Files I produced during the Apache Kafka classes of my Microservices Full Cycle 3.0 course.
Usually you will want to have the topic partitions inside different brokers. So you can imagine that the partitions 1, 2 and 3 are in different machines. If one machine dies, you have 2/3 of the messages of this topic in other brokers.
You can also choose to duplicate the partitions and distribute them along all brokers using Replication Factor = 2. In this way, if one broker dies, you will have the same partition in another one.
Each topic has associated partitions. Kafka saves messages sequentially to disk!
- Headers are metadata you can include in the message
- Key is used to send the same type of messages to the same partition
- Value is the payload itself
- Timestamp can be set by the producer or the kafka cluster when the message arrive
When you have Replication Factor greater than 1, Kafka will elect one of the partition replicas as the leader. That means the consumers will always read the leader messages.

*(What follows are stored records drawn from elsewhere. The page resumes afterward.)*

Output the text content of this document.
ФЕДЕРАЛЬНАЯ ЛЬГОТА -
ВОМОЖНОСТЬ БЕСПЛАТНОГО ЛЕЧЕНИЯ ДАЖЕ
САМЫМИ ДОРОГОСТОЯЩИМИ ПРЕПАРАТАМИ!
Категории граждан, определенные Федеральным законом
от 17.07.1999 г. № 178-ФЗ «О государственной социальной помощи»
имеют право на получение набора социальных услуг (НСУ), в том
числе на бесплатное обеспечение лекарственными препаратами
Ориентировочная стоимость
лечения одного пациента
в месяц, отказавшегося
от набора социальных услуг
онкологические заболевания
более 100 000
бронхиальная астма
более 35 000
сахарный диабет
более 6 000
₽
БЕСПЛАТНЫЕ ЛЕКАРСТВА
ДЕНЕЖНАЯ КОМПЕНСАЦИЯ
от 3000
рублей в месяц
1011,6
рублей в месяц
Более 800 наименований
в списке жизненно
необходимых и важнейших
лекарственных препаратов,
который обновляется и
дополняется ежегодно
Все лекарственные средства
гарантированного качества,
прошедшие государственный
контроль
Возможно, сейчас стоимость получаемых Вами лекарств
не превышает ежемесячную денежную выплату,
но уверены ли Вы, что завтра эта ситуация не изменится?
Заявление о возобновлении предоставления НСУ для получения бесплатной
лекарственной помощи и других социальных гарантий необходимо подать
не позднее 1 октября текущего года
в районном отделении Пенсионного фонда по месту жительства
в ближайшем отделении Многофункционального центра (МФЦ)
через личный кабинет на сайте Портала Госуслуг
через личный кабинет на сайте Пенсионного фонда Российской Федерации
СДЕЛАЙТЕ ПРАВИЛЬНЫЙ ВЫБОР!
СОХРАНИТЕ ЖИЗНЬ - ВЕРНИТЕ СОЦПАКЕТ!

This is useful because if one broker dies and it has a leader partition, Kafka will elect one of the partition replicas as the new leader.
Kafka comes with 3 types of message delivery guarantee:
- If you send a message with Ack 0, Kafka will return "None" instantly without delivery guarantee.
- If you send a message with Ack 1, Kafka will return "Leader" after the message is stored on it.
- If you send a message with Ack -1, Kafka will return "All" after the message is stored on the leader and the followers.
Kafka comes with other types of message delivery guarantee:
- "At most once" gives you the best performance but don't guarantee that all messages will be delivered.
- "At least once" gives you a moderate performance but can delivery two times the same message. So, you need to take care of not processing the same message in your system!
- "Exactly once" gives you the worst performance but delivery all messages exactly one time.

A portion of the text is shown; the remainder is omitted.